Mr Mayherne looked at her coldly, and made up his mind.

‘I’ll give you ten pounds, nothing more. And only that if this letter is what you say it is.’

‘Ten pounds?’ She screamed and raved at him.

‘Twenty,’ said Mr Mayherne, ‘and that’s my last word.’

He rose as if to go. Then, watching her closely, he drew out a pocket book, and counted out twenty one-pound notes.

‘You see,’ he said. ‘That is all I have with me. You can take it or leave it.’

But already he knew that the sight of the money was too much for her. She cursed and raved impotently, but at last she gave in. Going over to the bed, she drew something out from beneath the tattered mattress.

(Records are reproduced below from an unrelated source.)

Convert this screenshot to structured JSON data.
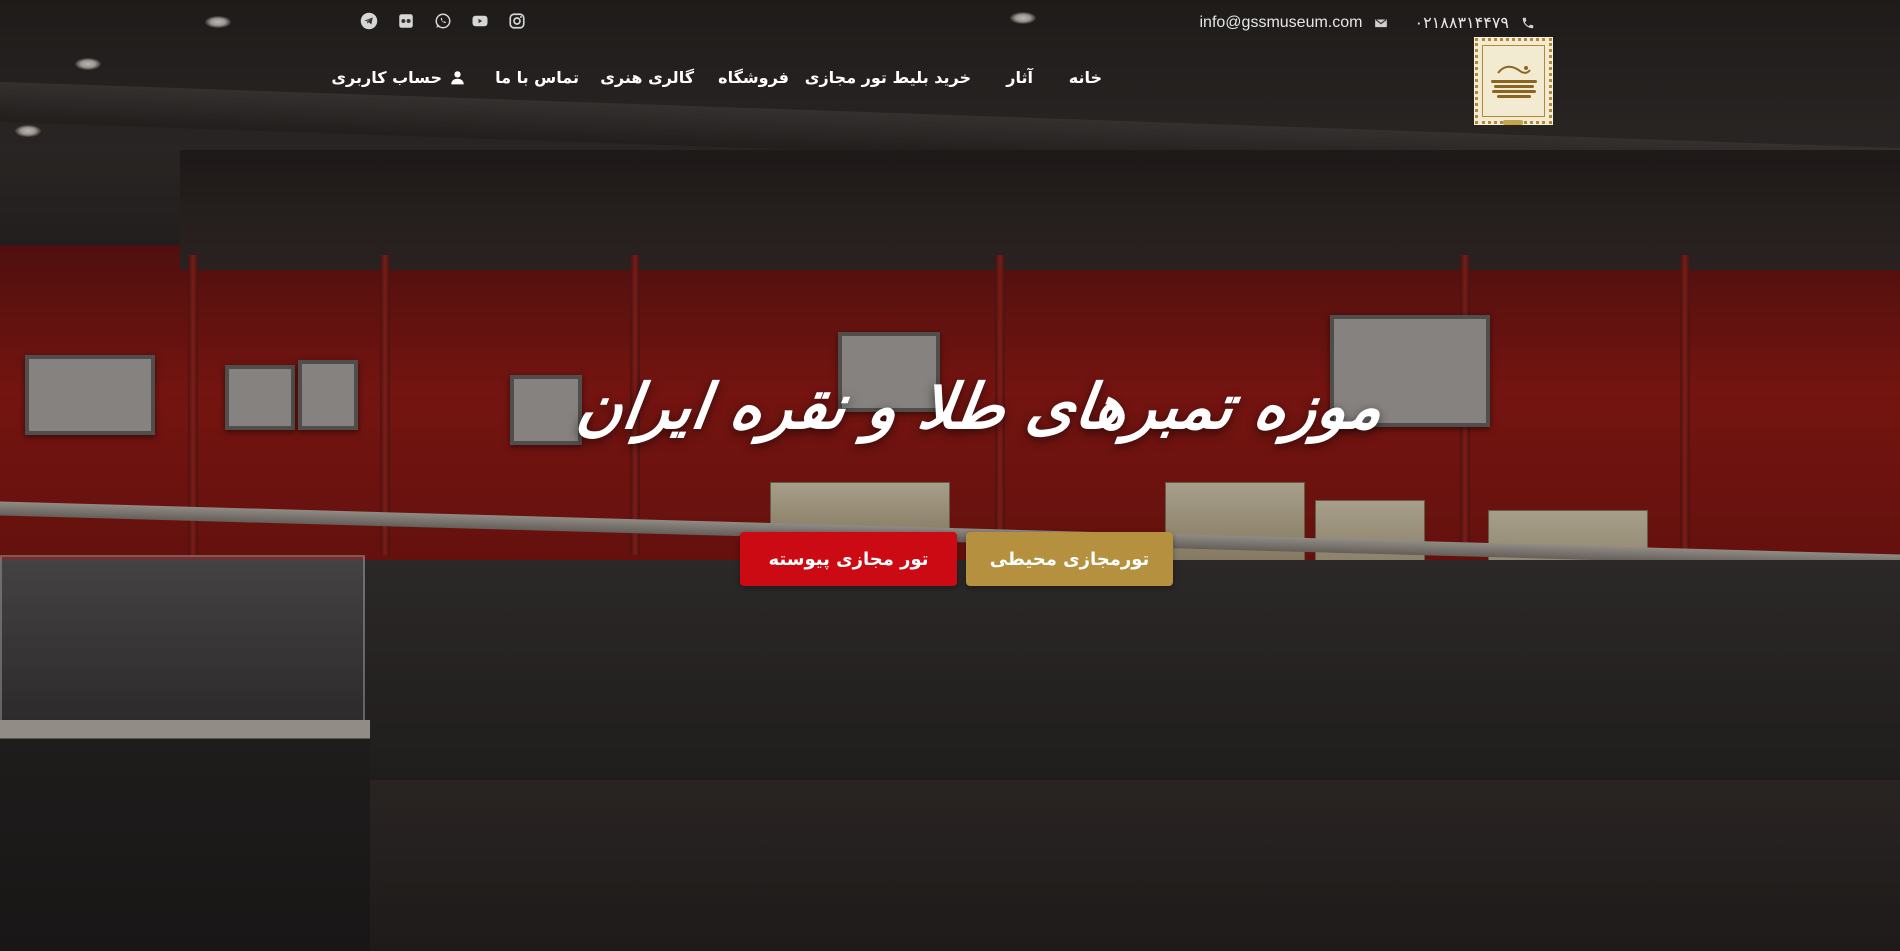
{
  "contact": {
    "phone": "۰۲۱۸۸۳۱۴۴۷۹",
    "email": "info@gssmuseum.com",
    "phone_icon": "phone-icon",
    "email_icon": "mail-icon"
  },
  "socials": [
    {
      "name": "instagram-icon"
    },
    {
      "name": "youtube-icon"
    },
    {
      "name": "whatsapp-icon"
    },
    {
      "name": "flickr-icon"
    },
    {
      "name": "telegram-icon"
    }
  ],
  "nav": {
    "home": "خانه",
    "works": "آثار",
    "tickets": "خرید بلیط تور مجازی",
    "shop": "فروشگاه",
    "gallery": "گالری هنری",
    "contact": "تماس با ما",
    "account": "حساب کاربری"
  },
  "hero": {
    "title": "موزه تمبرهای طلا و نقره ایران",
    "btn_ambient": "تورمجازی محیطی",
    "btn_continuous": "تور مجازی پیوسته"
  },
  "colors": {
    "gold": "#b4903f",
    "red": "#cc0a14"
  }
}
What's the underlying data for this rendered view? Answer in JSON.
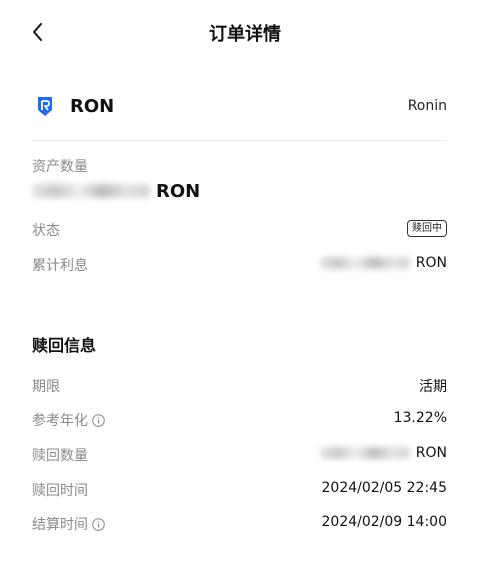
{
  "header": {
    "title": "订单详情"
  },
  "asset": {
    "symbol": "RON",
    "network": "Ronin"
  },
  "summary": {
    "amount_label": "资产数量",
    "amount_unit": "RON",
    "status_label": "状态",
    "status_value": "赎回中",
    "interest_label": "累计利息",
    "interest_unit": "RON"
  },
  "redeem": {
    "section_title": "赎回信息",
    "term_label": "期限",
    "term_value": "活期",
    "apr_label": "参考年化",
    "apr_value": "13.22%",
    "qty_label": "赎回数量",
    "qty_unit": "RON",
    "time_label": "赎回时间",
    "time_value": "2024/02/05 22:45",
    "settle_label": "结算时间",
    "settle_value": "2024/02/09 14:00"
  },
  "colors": {
    "accent": "#1c6bf0",
    "label": "#8a8a8a",
    "text": "#111111"
  }
}
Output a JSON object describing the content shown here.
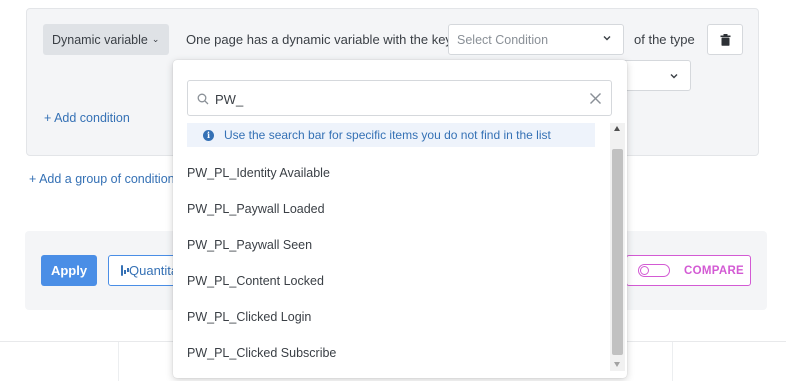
{
  "condition": {
    "variable_type_label": "Dynamic variable",
    "description": "One page has a dynamic variable with the key",
    "key_select_placeholder": "Select Condition",
    "type_text": "of the type",
    "add_condition_label": "+ Add condition",
    "add_group_label": "+ Add a group of conditions"
  },
  "actions": {
    "apply_label": "Apply",
    "quant_label": "Quantitative",
    "compare_label": "COMPARE",
    "compare_on": false
  },
  "dropdown": {
    "search_value": "PW_",
    "info_text": "Use the search bar for specific items you do not find in the list",
    "options": [
      "PW_PL_Identity Available",
      "PW_PL_Paywall Loaded",
      "PW_PL_Paywall Seen",
      "PW_PL_Content Locked",
      "PW_PL_Clicked Login",
      "PW_PL_Clicked Subscribe"
    ]
  },
  "colors": {
    "accent": "#4a8ee6",
    "link": "#3571b5",
    "compare": "#d35ad4"
  }
}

‘Here you are, damn you!’ she snarled. ‘It’s the top one you want.’

It was a bundle of letters that she threw to him, and Mr Mayherne untied them and scanned them in his usual cool, methodical manner. The woman, watching him eagerly, could gain no clue from his impassive face.

He read each letter through, then returned again to the top one and read it a second time. Then he tied the whole bundle up again carefully.

They were love letters, written by Romaine Heilger, and the man they were written to was not Leonard Vole. The top letter was dated the day of the latter’s arrest.

‘I spoke true, dearie, didn’t I?’ whined the woman. ‘It’ll do for her, that letter?’

Mr Mayherne put the letters in his pocket, then he asked a question.

‘How did you get hold of this correspondence?’

‘That’s telling,’ she said with a leer. ‘But I know something more. I heard in court what that hussy said. Find out where she was at twenty past ten, the time she says she was at home. Ask at the Lion Road Cinema. They’ll remember–a fine upstanding girl like that–curse her!’

‘Who is the man?’ asked Mr Mayherne. ‘There’s only a Christian name here.’

The other’s voice grew thick and hoarse, her hands clenched and unclenched. Finally she lifted one to her face.

‘He’s the man that did this to me. Many years ago now. She took him away from me–a chit of a girl she was then. And when I went after him–and went for him too–he threw the cursed stuff at me! And she laughed–damn her! I’ve had it in for her for years. Followed her, I have, spied upon her. And now I’ve got her! She’ll suffer for this, won’t she, Mr Lawyer? She’ll suffer?’

‘She will probably be sentenced to a term of imprisonment for perjury,’ said Mr Mayherne quietly.

‘Shut away–that’s what I want. You’re going, are you? Where’s my money? Where’s that good money?’

Without a word, Mr Mayherne put down the notes on the table.